Pardon me while I rant a little:
So I read this article the other day: http://news.yahoo.com/the-facebook-crash–is-social-media-going-the-way-of-blogging—remember-blogging–.html;_ylt=A2KLOzGObc1PbBAA_OnQtDMD For some reason, it stuck in my head, much like an annoying pebble caught inside of a shoe. Don’t get me wrong, this article doesn’t strike me as a particularly well-written piece. Frankly, it doesn’t even seem as if all that much thought went into it. But it stuck with me and made me think.
This article seems to highlight the huge yawning gap between how people are actually using technology and how more traditional formats are wrestling with processing those changes. It’s like there are people who are really struggling to try to make rules for how things should operate in the digital world. They can’t admit that they have no idea what’s going to happen. What’s going to happen with Facebook now that it has gone public? Who knows? There’s not anything great to compare it to. A free service with millions of users around the globe that has left everyone grappling to figure out where, how, and even if it should fit into their lives? One with remarkable market saturation that still leaves its users wondering what the new etiquette for it should be, one that challenges traditional concepts of privacy, one that blurs public and private spheres, and challenges traditional notions of friendship?
And then there are the even bigger questions of how the ability to exchange ideas and information with ease and without the moderation of traditional technologies, powers, and formats is changing the world. What kind of impact will that ability have on the future? You don’t have to write a letter to the editor and hope that it gets published to share your views. You don’t have to hope that the content of your letter to the editor won’t get edited into a parody of your original message should it actually get published. You can publish it yourself, to a potentially global audience. Now, will a post on an individual blog garner the same attention as something published in traditional media? Maybe not, but these are still potentially seismic shifts. I don’t think it’s hyperbolic to say that these are game-changing times. And the new rule book hasn’t been written yet.

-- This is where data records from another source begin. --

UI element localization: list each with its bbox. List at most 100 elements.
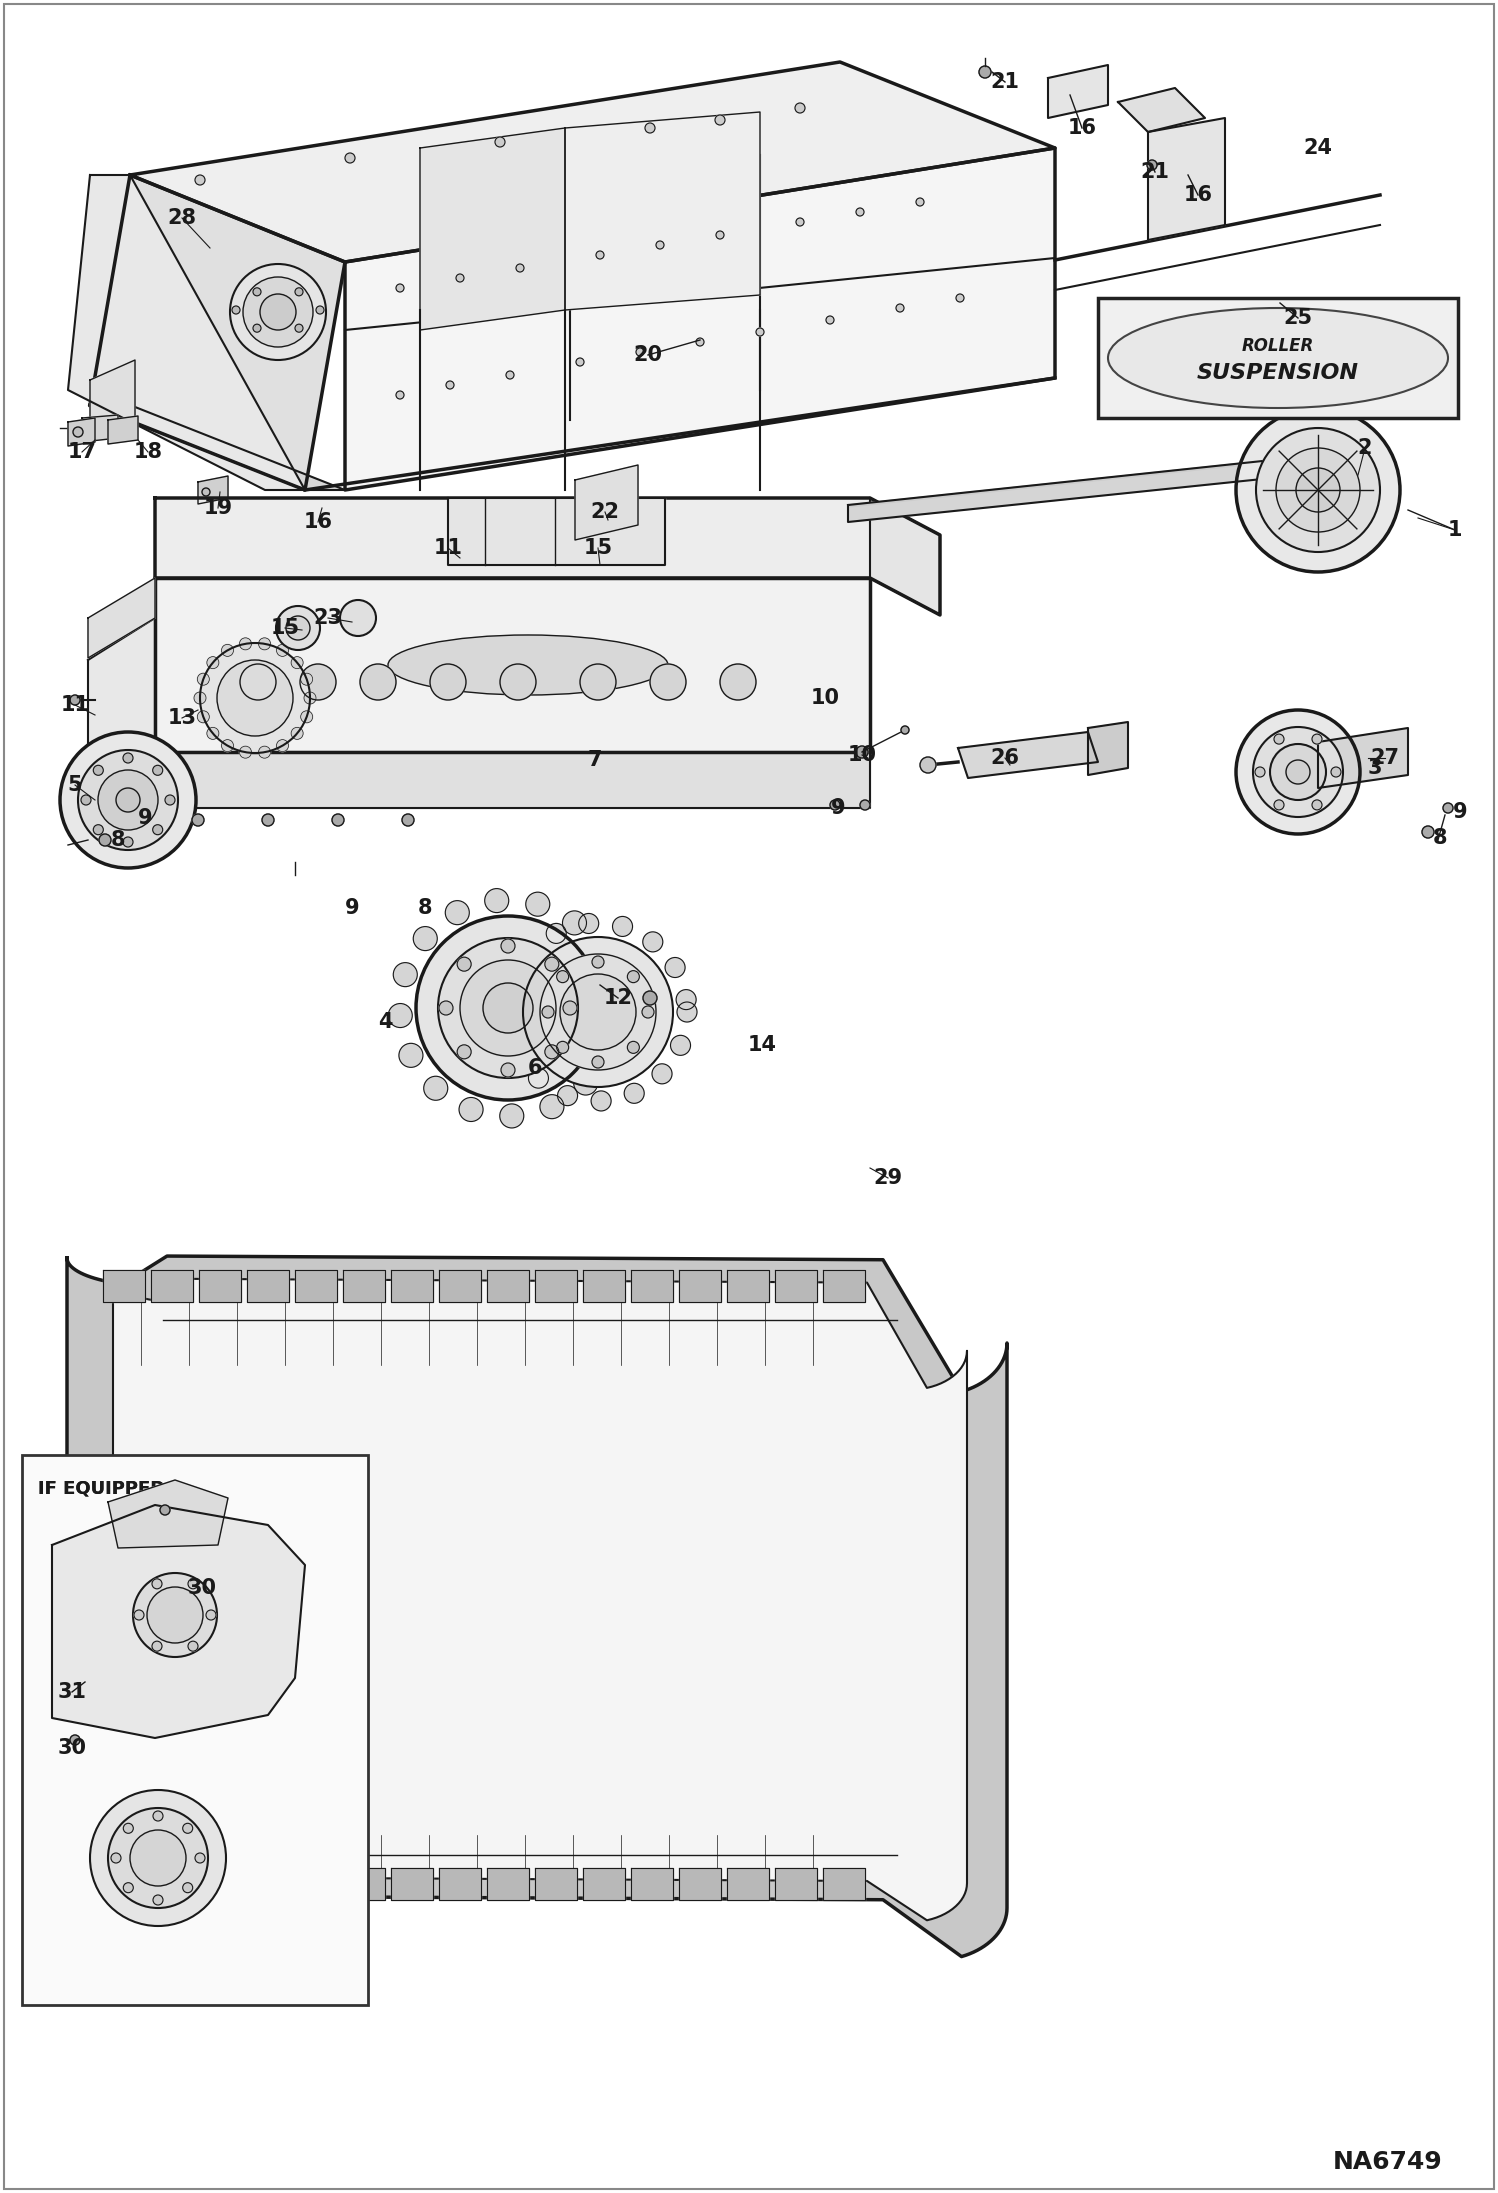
Text: 30: 30: [57, 1739, 87, 1759]
Circle shape: [1285, 761, 1309, 785]
Circle shape: [304, 693, 316, 704]
Circle shape: [855, 208, 864, 215]
Polygon shape: [631, 1270, 673, 1303]
Circle shape: [825, 316, 834, 325]
Circle shape: [643, 932, 662, 952]
Text: 16: 16: [1068, 118, 1097, 138]
Text: 22: 22: [590, 502, 620, 522]
Polygon shape: [345, 147, 1055, 489]
Circle shape: [637, 349, 644, 355]
Text: 30: 30: [187, 1579, 217, 1599]
Circle shape: [665, 958, 685, 978]
Circle shape: [650, 664, 686, 700]
Circle shape: [253, 287, 261, 296]
Circle shape: [60, 732, 196, 868]
Circle shape: [1273, 800, 1284, 809]
Polygon shape: [88, 579, 154, 658]
Ellipse shape: [388, 636, 668, 695]
Circle shape: [557, 1086, 578, 1105]
Text: 27: 27: [1371, 748, 1399, 768]
Circle shape: [345, 154, 355, 162]
Circle shape: [201, 643, 310, 752]
Circle shape: [395, 285, 404, 292]
Circle shape: [151, 1640, 162, 1651]
Polygon shape: [247, 1868, 289, 1899]
Circle shape: [529, 1068, 548, 1088]
Circle shape: [545, 956, 559, 971]
Circle shape: [151, 1579, 162, 1588]
Text: 8: 8: [1432, 829, 1447, 849]
Polygon shape: [419, 127, 565, 329]
Polygon shape: [151, 1270, 193, 1303]
Text: IF EQUIPPED: IF EQUIPPED: [37, 1478, 165, 1498]
Circle shape: [394, 963, 418, 987]
Text: 28: 28: [168, 208, 196, 228]
Circle shape: [656, 241, 664, 250]
Polygon shape: [295, 1270, 337, 1303]
Polygon shape: [487, 1868, 529, 1899]
Text: 8: 8: [111, 829, 126, 851]
Circle shape: [574, 1070, 598, 1094]
Circle shape: [295, 325, 303, 331]
Text: 23: 23: [313, 607, 343, 627]
Text: 19: 19: [204, 498, 232, 518]
Circle shape: [445, 901, 469, 925]
Circle shape: [716, 230, 724, 239]
Polygon shape: [67, 419, 94, 445]
Text: 9: 9: [831, 798, 845, 818]
Circle shape: [560, 974, 637, 1050]
Polygon shape: [90, 360, 135, 441]
Circle shape: [198, 711, 210, 724]
Circle shape: [195, 693, 207, 704]
Circle shape: [915, 197, 924, 206]
Polygon shape: [130, 61, 1055, 261]
Circle shape: [715, 114, 725, 125]
Circle shape: [78, 750, 178, 851]
Text: 7: 7: [587, 750, 602, 770]
Circle shape: [123, 838, 133, 846]
Polygon shape: [1088, 721, 1128, 774]
Circle shape: [446, 382, 454, 388]
Circle shape: [300, 664, 336, 700]
Circle shape: [189, 1640, 198, 1651]
Polygon shape: [535, 1868, 577, 1899]
Circle shape: [99, 833, 111, 846]
Circle shape: [207, 1610, 216, 1621]
Text: 29: 29: [873, 1169, 903, 1189]
Circle shape: [539, 954, 656, 1070]
Circle shape: [165, 796, 175, 805]
Polygon shape: [774, 1868, 816, 1899]
Polygon shape: [1049, 66, 1109, 118]
Text: 4: 4: [377, 1011, 392, 1033]
Circle shape: [261, 294, 297, 329]
Circle shape: [500, 664, 536, 700]
Text: 10: 10: [810, 689, 839, 708]
Polygon shape: [108, 417, 138, 443]
Circle shape: [1276, 447, 1360, 533]
Circle shape: [360, 664, 395, 700]
Circle shape: [1147, 160, 1156, 171]
Circle shape: [557, 1042, 569, 1053]
Circle shape: [1270, 743, 1326, 800]
Circle shape: [508, 1042, 527, 1061]
Text: 26: 26: [990, 748, 1020, 768]
Circle shape: [276, 605, 321, 649]
Circle shape: [1255, 768, 1264, 776]
Circle shape: [388, 1004, 412, 1029]
Bar: [22, 1454, 369, 2004]
Circle shape: [202, 489, 210, 496]
Circle shape: [413, 928, 437, 950]
Circle shape: [123, 1822, 133, 1833]
Circle shape: [1236, 711, 1360, 833]
Circle shape: [333, 814, 345, 827]
Circle shape: [1312, 800, 1323, 809]
Polygon shape: [154, 579, 870, 752]
Text: 15: 15: [583, 537, 613, 557]
Polygon shape: [535, 1270, 577, 1303]
Circle shape: [455, 274, 464, 283]
Circle shape: [93, 825, 103, 836]
Circle shape: [592, 956, 604, 967]
Text: 9: 9: [1453, 803, 1468, 822]
Circle shape: [97, 770, 157, 829]
Circle shape: [547, 923, 566, 943]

We don’t know the outcomes yet.
This certainly isn’t the only article I’ve seen where the writer declares blogging dead or irrelevant. Sounds a bit like sour grapes. And so often those kinds of statements leave me feeling like instead of illuminating something about these changes, I just see the writers frustrated by their struggles to make sense of a lively, fluid landscape, one with a constantly changing topography. Instead of wonder and humility, there is bluster and ego. The digital world isn’t behaving like they think it should, so they ignore inconvenient things like facts and try to just declare that they have answers when they don’t. How else to explain the absurd, snotty question “remember blogging?” from this article? As if blogging is suddenly now as quaint and arcane as an 8-track player. I was poking around, trying to find numbers on how many blogs there are out there. How many? It’s hard to find a solid number because there are just so many of them.(Although I did find interesting information about how businesses are really striving to figure out how to use bloggers to sell stuff.) Sure, some bloggers active 2 years ago aren’t blogging any longer. But we’re still talking about millions of blogs, millions of bloggers.

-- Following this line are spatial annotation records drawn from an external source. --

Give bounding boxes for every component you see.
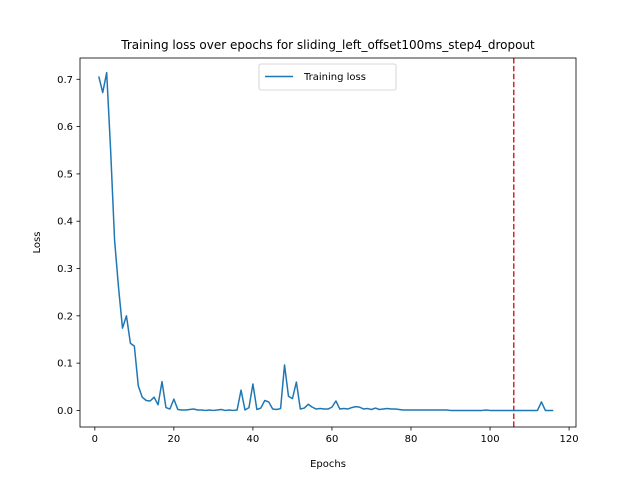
- x-axis-label: Epochs: [310, 459, 346, 470]
- y-tick-label: 0.4: [57, 217, 73, 228]
- legend: Training loss: [258, 63, 397, 91]
- x-tick-label: 60: [326, 434, 339, 445]
- x-tick-label: 40: [247, 434, 260, 445]
- y-tick-label: 0.6: [57, 122, 73, 133]
- y-tick-label: 0.0: [57, 406, 73, 417]
- legend-box: [258, 63, 397, 91]
- x-tick-label: 20: [167, 434, 180, 445]
- plot-frame: [79, 57, 577, 428]
- chart-title: Training loss over epochs for sliding_le…: [120, 38, 535, 52]
- y-axis-label: Loss: [32, 232, 43, 254]
- y-tick-label: 0.5: [57, 169, 73, 180]
- training-loss-line: [98, 71, 554, 412]
- y-axis-ticks: 0.0 0.1 0.2 0.3 0.4 0.5 0.6 0.7: [57, 75, 80, 417]
- x-axis-ticks: 0 20 40 60 80 100 120: [92, 427, 579, 445]
- x-tick-label: 120: [560, 434, 579, 445]
- x-tick-label: 100: [480, 434, 499, 445]
- y-tick-label: 0.2: [57, 311, 73, 322]
- x-tick-label: 0: [92, 434, 98, 445]
- legend-label: Training loss: [303, 72, 366, 83]
- y-tick-label: 0.7: [57, 75, 73, 86]
- x-tick-label: 80: [405, 434, 418, 445]
- y-tick-label: 0.1: [57, 359, 73, 370]
- y-tick-label: 0.3: [57, 264, 73, 275]
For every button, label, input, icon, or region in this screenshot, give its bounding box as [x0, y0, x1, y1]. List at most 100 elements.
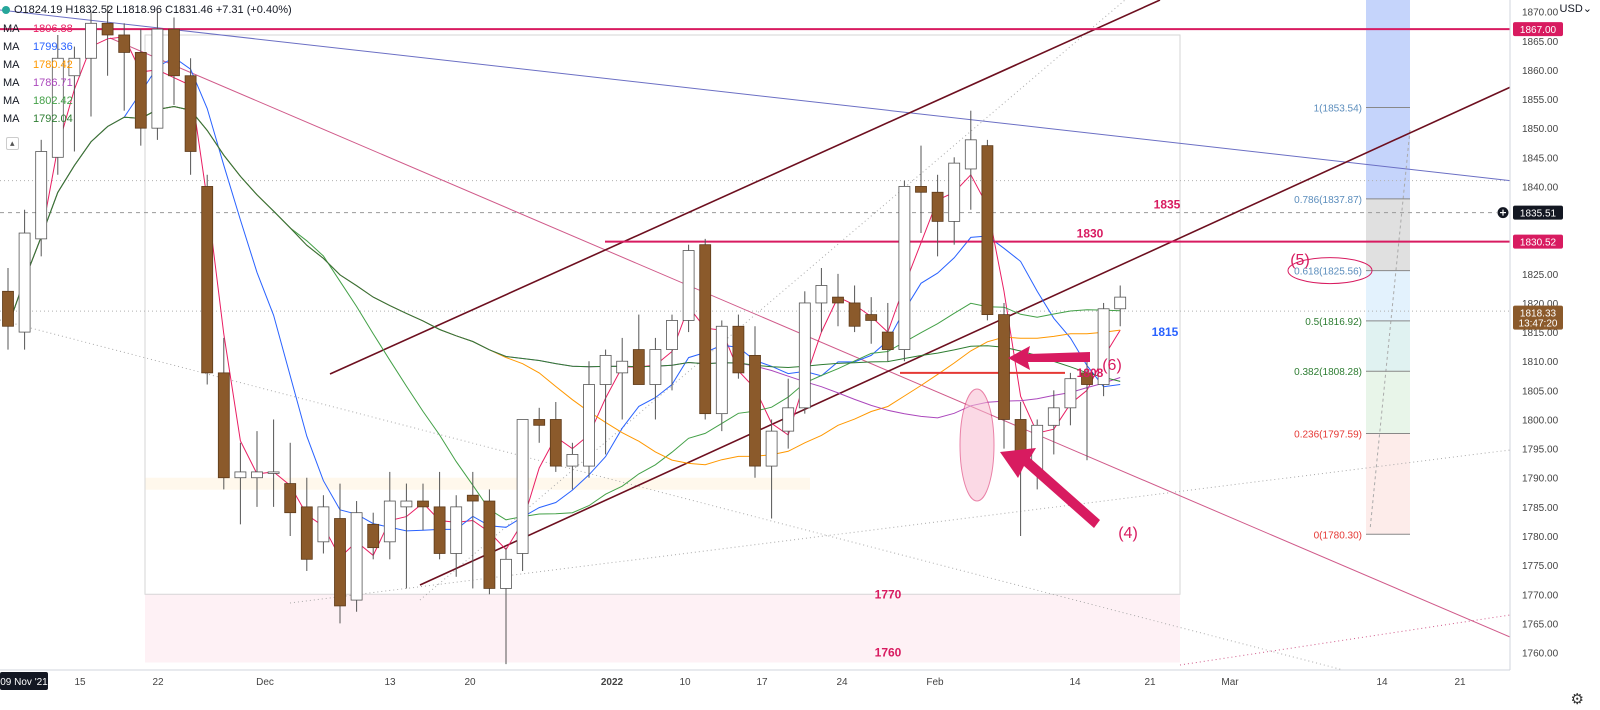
fib-label: 1(1853.54) — [1314, 104, 1362, 115]
highlight-zone — [145, 477, 810, 490]
fib-label: 0.382(1808.28) — [1294, 367, 1362, 378]
ma-label: MA — [3, 77, 20, 89]
candle-body — [367, 523, 380, 549]
price-tick: 1855.00 — [1522, 95, 1559, 106]
candle-body — [798, 302, 811, 409]
price-badge-label: 1867.00 — [1520, 25, 1557, 36]
candle-body — [516, 419, 529, 554]
level-label: 1830 — [1077, 227, 1104, 241]
price-tick: 1865.00 — [1522, 37, 1559, 48]
fib-zone — [1366, 107, 1410, 199]
ohlc-header: O1824.19 H1832.52 L1818.96 C1831.46 +7.3… — [2, 4, 292, 16]
ma-legend-item: MA 1792.04 — [0, 110, 73, 128]
moving-average-line — [7, 105, 1121, 419]
price-tick: 1870.00 — [1522, 8, 1559, 19]
candle-body — [18, 232, 31, 333]
currency-selector[interactable]: USD⌄ — [1560, 2, 1592, 15]
candle-body — [134, 52, 147, 129]
candle-body — [151, 28, 164, 129]
price-badge — [1513, 205, 1563, 220]
fib-zone — [1366, 433, 1410, 535]
candle-body — [848, 302, 861, 327]
ma-legend-item: MA 1799.36 — [0, 38, 73, 56]
trend-line — [0, 9, 1511, 182]
symbol-status-icon — [2, 6, 10, 14]
annotation-ellipse — [1287, 257, 1373, 285]
arrow-annotation — [1000, 448, 1100, 528]
ma-legend-item: MA 1806.88 — [0, 20, 73, 38]
price-tick: 1810.00 — [1522, 357, 1559, 368]
ma-legend-item: MA 1780.42 — [0, 56, 73, 74]
candle-body — [699, 244, 712, 415]
time-tick: 10 — [679, 677, 691, 688]
candle-body — [168, 28, 180, 77]
time-tick: 21 — [1144, 677, 1156, 688]
moving-average-line — [7, 56, 1121, 532]
fib-label: 0.236(1797.59) — [1294, 430, 1362, 441]
time-tick: Dec — [256, 677, 274, 688]
price-tick: 1820.00 — [1522, 299, 1559, 310]
price-badge-label: 1835.51 — [1520, 209, 1557, 220]
price-tick: 1805.00 — [1522, 386, 1559, 397]
candle-body — [234, 471, 247, 479]
ma-label: MA — [3, 59, 20, 71]
candle-body — [666, 320, 678, 350]
support-zone — [145, 594, 1180, 663]
candle-body — [749, 354, 761, 467]
price-badge-label: 1818.33 — [1520, 309, 1557, 320]
wave-label: (6) — [1102, 357, 1122, 374]
arrow-annotation — [1008, 346, 1090, 370]
time-tick: 15 — [74, 677, 86, 688]
fib-zone — [1366, 371, 1410, 434]
price-badge — [1513, 22, 1563, 37]
candle-body — [715, 325, 728, 415]
time-tick: 22 — [152, 677, 164, 688]
price-tick: 1770.00 — [1522, 590, 1559, 601]
candle-body — [217, 372, 230, 479]
wave-label: (4) — [1118, 525, 1138, 542]
candle-body — [549, 419, 562, 467]
time-tick: 14 — [1069, 677, 1081, 688]
time-tick: Mar — [1221, 677, 1239, 688]
candle-body — [1114, 296, 1127, 310]
ma-legend-item: MA 1802.42 — [0, 92, 73, 110]
ma-value: 1799.36 — [33, 41, 73, 53]
candle-body — [466, 494, 479, 502]
collapse-legend-button[interactable]: ▴ — [6, 137, 19, 150]
ma-value: 1786.71 — [33, 77, 73, 89]
price-tick: 1815.00 — [1522, 328, 1559, 339]
candle-body — [583, 384, 595, 467]
chevron-down-icon: ⌄ — [1582, 3, 1592, 15]
candle-body — [300, 506, 313, 560]
gear-icon[interactable]: ⚙ — [1570, 691, 1584, 708]
price-tick: 1825.00 — [1522, 270, 1559, 281]
candle-body — [267, 471, 280, 474]
level-label: 1808 — [1077, 366, 1104, 380]
moving-average-line — [7, 105, 1121, 382]
candle-body — [815, 285, 828, 304]
price-badge-time: 13:47:20 — [1519, 319, 1558, 330]
moving-average-line — [7, 105, 1121, 466]
candle-body — [1081, 372, 1093, 385]
time-badge — [0, 672, 48, 690]
price-tick: 1845.00 — [1522, 153, 1559, 164]
candle-body — [732, 325, 745, 374]
fib-label: 0.786(1837.87) — [1294, 195, 1362, 206]
time-tick: 09 Nov '21 — [0, 677, 48, 688]
candle-body — [433, 506, 446, 554]
candle-body — [68, 57, 81, 77]
candle-body — [682, 250, 695, 321]
candle-body — [450, 506, 463, 554]
price-tick: 1785.00 — [1522, 503, 1559, 514]
ohlc-values: O1824.19 H1832.52 L1818.96 C1831.46 +7.3… — [14, 4, 292, 16]
price-tick: 1790.00 — [1522, 474, 1559, 485]
annotation-ellipse — [959, 388, 995, 502]
wave-label: (5) — [1290, 252, 1310, 269]
price-tick: 1840.00 — [1522, 182, 1559, 193]
time-axis — [0, 670, 1600, 710]
candle-body — [1047, 407, 1060, 426]
candle-body — [832, 296, 844, 304]
candle-body — [881, 331, 894, 350]
indicator-legend: MA 1806.88 MA 1799.36 MA 1780.42 MA 1786.71 MA 18… — [0, 20, 73, 128]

I haven’t personally been blogging all that long, but I’ve been following blogs for years. I read rather a lot of them. I find something really beautiful and profound about being able to share, in some tiny way, the lives of people very different from myself. The adventures of a young Swedish student spending a year abroad in Paris, or a Japanese retiree pondering worsening Alzheimer’s, or any number of other interesting worlds that I’ve been privileged enough to get a glimpse into through people’s blogs. It expands my world, and often makes me challenge my perceptions and assumptions. And it thrills me that people in 42 countries other than my own have peeked into my miniscule pocket of the globe through my blog. And I wonder, long-term, what sort of potential for peace might the ability to share our humanity with each other in these small ways bring?
Call me a cock-eyed optimist, but blogging isn’t dead. I don’t even think we’ve come close to seeing its full potential yet.